I was no closer to finding love but a whole lot closer to finding an imaginary friend I might talk to in public.

Ultimately, I did go on a date with a ginger-haired lady who did not turn out to be the love of my life but did turn out to be a safe, kindhearted person to spend time with. After our split, I went to Provincetown, Mass., for a vacation in the summer sun. There I ran into a therapist with whom I'd gone on a few failed Internet dates, and she introduced me to her good friend L.

That was more than three years ago, and L and I are still going strong. As it turns out, we have lived five blocks from each other since the '90s and probably walked past each other dozens of times over the years.
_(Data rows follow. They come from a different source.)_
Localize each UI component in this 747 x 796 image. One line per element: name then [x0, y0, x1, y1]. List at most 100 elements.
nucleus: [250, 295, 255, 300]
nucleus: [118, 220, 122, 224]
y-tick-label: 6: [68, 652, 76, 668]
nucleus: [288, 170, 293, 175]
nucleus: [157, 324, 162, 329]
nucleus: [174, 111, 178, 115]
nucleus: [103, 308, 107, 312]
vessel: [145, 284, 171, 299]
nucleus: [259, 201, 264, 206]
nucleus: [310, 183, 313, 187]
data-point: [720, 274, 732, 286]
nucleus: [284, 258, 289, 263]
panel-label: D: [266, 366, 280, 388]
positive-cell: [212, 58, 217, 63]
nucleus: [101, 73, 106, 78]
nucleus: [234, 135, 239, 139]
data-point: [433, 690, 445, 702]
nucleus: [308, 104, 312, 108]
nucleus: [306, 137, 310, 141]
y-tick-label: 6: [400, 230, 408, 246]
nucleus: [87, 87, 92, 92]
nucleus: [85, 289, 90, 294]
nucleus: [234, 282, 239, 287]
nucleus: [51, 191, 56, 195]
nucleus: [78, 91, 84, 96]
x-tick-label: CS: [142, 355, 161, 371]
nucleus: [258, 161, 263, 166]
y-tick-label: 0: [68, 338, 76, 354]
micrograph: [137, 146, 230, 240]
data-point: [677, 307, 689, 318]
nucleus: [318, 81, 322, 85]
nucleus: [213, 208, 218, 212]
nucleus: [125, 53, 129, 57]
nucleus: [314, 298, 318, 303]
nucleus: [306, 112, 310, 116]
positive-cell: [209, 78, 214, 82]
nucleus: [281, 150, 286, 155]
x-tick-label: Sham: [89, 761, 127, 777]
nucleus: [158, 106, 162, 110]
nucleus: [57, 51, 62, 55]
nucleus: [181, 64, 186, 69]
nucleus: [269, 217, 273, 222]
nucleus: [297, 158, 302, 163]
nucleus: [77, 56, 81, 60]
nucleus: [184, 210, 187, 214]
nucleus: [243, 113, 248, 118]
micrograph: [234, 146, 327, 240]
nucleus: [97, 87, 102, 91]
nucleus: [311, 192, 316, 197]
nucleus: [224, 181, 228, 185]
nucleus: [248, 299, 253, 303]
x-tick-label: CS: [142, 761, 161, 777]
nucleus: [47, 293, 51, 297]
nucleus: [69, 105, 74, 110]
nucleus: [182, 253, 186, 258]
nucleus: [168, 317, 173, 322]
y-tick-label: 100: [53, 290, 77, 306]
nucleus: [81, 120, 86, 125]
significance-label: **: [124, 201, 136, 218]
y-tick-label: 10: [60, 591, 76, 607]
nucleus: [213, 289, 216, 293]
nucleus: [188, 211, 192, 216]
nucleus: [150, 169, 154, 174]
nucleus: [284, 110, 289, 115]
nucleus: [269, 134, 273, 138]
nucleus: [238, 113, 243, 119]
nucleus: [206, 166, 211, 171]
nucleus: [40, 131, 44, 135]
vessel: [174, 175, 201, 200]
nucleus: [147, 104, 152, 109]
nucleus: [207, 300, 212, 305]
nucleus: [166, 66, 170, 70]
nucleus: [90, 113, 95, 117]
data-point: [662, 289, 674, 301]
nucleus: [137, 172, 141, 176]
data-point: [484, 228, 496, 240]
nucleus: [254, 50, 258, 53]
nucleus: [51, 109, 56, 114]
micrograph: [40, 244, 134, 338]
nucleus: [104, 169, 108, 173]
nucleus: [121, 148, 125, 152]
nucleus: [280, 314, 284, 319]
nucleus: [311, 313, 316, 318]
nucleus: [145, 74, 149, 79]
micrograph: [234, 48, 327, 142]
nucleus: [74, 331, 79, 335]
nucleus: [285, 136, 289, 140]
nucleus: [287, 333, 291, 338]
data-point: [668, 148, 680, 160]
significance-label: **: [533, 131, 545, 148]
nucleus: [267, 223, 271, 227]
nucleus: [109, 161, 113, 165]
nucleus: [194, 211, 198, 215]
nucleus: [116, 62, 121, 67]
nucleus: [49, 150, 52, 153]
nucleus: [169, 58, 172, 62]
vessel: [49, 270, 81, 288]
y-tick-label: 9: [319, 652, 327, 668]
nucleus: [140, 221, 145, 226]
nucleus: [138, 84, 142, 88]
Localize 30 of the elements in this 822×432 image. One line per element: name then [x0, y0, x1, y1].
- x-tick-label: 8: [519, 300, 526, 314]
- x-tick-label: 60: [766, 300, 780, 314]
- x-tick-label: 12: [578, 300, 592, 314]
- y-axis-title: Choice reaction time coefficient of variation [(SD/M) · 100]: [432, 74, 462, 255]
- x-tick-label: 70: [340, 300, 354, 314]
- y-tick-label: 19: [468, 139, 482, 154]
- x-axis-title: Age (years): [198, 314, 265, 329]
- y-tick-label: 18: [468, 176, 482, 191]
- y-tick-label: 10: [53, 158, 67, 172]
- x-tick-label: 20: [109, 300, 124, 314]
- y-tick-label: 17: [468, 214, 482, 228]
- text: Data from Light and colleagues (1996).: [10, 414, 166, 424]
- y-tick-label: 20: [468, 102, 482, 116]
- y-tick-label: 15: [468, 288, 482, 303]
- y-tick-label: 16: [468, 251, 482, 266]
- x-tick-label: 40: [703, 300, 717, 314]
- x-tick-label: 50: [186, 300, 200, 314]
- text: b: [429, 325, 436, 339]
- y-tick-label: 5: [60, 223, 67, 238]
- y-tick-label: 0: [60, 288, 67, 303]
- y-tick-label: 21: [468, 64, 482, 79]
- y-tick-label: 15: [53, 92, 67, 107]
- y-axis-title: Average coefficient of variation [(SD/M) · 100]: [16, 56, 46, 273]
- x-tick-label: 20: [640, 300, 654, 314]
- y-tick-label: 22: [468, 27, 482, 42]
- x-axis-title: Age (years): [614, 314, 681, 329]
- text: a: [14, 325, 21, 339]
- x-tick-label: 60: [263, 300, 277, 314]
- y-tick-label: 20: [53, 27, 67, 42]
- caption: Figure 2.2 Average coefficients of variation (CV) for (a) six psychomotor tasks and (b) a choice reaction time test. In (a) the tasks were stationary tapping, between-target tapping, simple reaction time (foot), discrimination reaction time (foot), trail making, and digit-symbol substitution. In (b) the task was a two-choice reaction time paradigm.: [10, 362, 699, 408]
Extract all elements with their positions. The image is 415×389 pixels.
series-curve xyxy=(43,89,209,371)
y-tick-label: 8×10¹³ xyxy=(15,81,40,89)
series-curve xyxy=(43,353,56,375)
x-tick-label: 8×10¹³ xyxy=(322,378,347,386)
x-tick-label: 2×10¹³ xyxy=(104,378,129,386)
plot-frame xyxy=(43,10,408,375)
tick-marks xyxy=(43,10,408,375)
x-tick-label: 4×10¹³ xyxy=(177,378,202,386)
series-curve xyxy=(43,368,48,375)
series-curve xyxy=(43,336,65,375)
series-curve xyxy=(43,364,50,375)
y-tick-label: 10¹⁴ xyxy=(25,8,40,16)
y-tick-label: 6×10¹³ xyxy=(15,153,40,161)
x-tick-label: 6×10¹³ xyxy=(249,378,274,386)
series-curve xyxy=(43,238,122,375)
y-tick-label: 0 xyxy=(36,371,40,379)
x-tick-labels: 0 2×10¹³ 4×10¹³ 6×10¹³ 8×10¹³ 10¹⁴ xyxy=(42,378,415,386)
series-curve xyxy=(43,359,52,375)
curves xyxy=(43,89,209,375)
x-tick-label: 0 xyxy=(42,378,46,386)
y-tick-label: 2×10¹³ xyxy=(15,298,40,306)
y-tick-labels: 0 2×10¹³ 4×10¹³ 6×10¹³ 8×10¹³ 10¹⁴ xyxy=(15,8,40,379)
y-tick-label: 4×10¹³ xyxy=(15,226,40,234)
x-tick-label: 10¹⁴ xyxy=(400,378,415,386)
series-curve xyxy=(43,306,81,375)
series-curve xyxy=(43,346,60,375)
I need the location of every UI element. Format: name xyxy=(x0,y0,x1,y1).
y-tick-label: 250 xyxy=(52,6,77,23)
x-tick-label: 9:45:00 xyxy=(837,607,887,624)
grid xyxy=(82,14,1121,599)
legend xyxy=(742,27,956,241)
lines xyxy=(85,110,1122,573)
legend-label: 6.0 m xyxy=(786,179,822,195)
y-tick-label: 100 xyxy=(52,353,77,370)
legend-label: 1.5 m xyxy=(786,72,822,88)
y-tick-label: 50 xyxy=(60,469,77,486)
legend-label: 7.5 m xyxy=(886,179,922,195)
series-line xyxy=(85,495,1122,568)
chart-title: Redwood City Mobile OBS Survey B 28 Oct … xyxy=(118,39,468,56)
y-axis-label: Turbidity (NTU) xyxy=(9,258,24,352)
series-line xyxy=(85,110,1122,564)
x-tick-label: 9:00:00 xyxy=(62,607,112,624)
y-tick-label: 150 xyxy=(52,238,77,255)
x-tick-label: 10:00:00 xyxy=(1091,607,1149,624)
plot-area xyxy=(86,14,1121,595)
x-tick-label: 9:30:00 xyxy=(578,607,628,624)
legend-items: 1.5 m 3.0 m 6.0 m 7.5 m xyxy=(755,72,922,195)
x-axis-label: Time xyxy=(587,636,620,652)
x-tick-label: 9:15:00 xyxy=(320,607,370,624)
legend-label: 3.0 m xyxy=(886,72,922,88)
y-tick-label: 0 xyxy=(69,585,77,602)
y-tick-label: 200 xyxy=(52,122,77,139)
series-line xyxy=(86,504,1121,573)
We needed to go to Massachusetts to meet, through someone I met on the Internet. So I guess in a roundabout way I met my girlfriend on the Internet, kinda, sorta.

So what's the moral of this story?

Oy, the moral. That's too much pressure! Hmm. I guess it's that you can search long and far, but what's really meant for you might be just at the bodega on the corner, buying four-for-$1 bananas.

By the time I went to Provincetown that summer, I no longer wanted a relationship. I was having too much fun writing, painting and spending time with great pals.

Life is funny that way. The moment you're no longer thirsty, someone offers you a glass of water. Hey, that can be the moral of this story too.